Abstract
Cell fate is largely determined by interactions that occur at the interface between cells and their surrounding microenvironment. For this reason, especially in the field of tissue-engineering, there is a growing interest in developing techniques that allow evaluating cell–material interaction at the nanoscale, particularly focusing on cell adhesion processes. While for 2D culturing systems a consolidated series of tools already satisfy this need, in 3D environments, more closely recapitulating complex in vivo structures, there is still a lack of procedures furthering the comprehension of cell–material interactions.
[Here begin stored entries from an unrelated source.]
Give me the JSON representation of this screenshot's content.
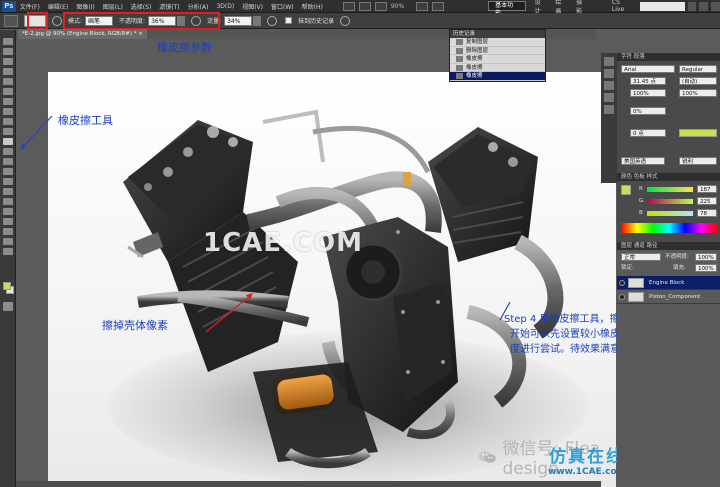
{
  "app": {
    "logo": "Ps"
  },
  "menubar": {
    "items": [
      "文件(F)",
      "编辑(E)",
      "图像(I)",
      "图层(L)",
      "选择(S)",
      "滤镜(T)",
      "分析(A)",
      "3D(D)",
      "视图(V)",
      "窗口(W)",
      "帮助(H)"
    ],
    "zoom": "90%",
    "workspace": "基本功能",
    "workspace_items": [
      "设计",
      "绘画",
      "摄影"
    ],
    "cslive": "CS Live"
  },
  "options": {
    "mode_label": "模式:",
    "mode_value": "画笔",
    "opacity_label": "不透明度:",
    "opacity_value": "36%",
    "flow_label": "流量:",
    "flow_value": "34%",
    "erase_history_label": "抹到历史记录"
  },
  "document": {
    "tab_title": "*E-2.jpg @ 90% (Engine Block, RGB/8#) * ×"
  },
  "history": {
    "title": "历史记录",
    "items": [
      {
        "label": "复制图层",
        "selected": false
      },
      {
        "label": "删除图层",
        "selected": false
      },
      {
        "label": "橡皮擦",
        "selected": false
      },
      {
        "label": "橡皮擦",
        "selected": false
      },
      {
        "label": "橡皮擦",
        "selected": false
      },
      {
        "label": "橡皮擦",
        "selected": true
      }
    ]
  },
  "annotations": {
    "eraser_params": "橡皮擦参数",
    "eraser_tool": "橡皮擦工具",
    "erase_shell": "擦掉壳体像素",
    "step": [
      "Step 4 用橡皮擦工具，擦掉外壳像素，",
      "开始可以先设置较小橡皮擦流量、透明",
      "度进行尝试。待效果满意后，大面积操作。"
    ]
  },
  "watermarks": {
    "center": "1CAE.COM",
    "wechat": "微信号: Flea design",
    "site_cn": "仿真在线",
    "site_en": "www.1CAE.com"
  },
  "character_panel": {
    "tabs": "字符  段落",
    "font": "Arial",
    "style": "Regular",
    "size": "31.45 点",
    "leading": "(自动)",
    "tracking": "100%",
    "vscale": "100%",
    "kerning": "0%",
    "baseline": "0 点",
    "language": "美国英语",
    "aa": "锐利"
  },
  "color_panel": {
    "tabs": "颜色  色板  样式",
    "r_label": "R",
    "g_label": "G",
    "b_label": "B",
    "r_value": "187",
    "g_value": "225",
    "b_value": "78",
    "swatch_color": "#c9e04e"
  },
  "layers_panel": {
    "tabs": "图层  通道  路径",
    "blend_mode": "正常",
    "opacity_label": "不透明度:",
    "opacity_value": "100%",
    "lock_label": "锁定:",
    "fill_label": "填充:",
    "fill_value": "100%",
    "layers": [
      {
        "name": "Engine Block",
        "selected": true
      },
      {
        "name": "Piston_Component",
        "selected": false
      }
    ]
  },
  "colors": {
    "annotation_blue": "#1a3fbf",
    "highlight_red": "#e02020",
    "history_selected": "#0a1c5e"
  }
}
Here, the use of scanning electron microscopy coupled with a focused ion beam (SEM/FIB) for the characterization of cell interactions with 3D scaffolds obtained by different fabrication techniques is reported for the first time. The results clearly show the capability of the developed approach to preserve and finely resolve scaffold–cell interfaces highlighting details such as plasma membrane arrangement, extracellular matrix architecture and composition, and cellular structures playing a role in cell adhesion to the surface. It is anticipated that the developed approach will be relevant for the design of efficient cell-instructive platforms in the study of cellular guidance strategies for tissue-engineering applications as well as for in vitro 3D models.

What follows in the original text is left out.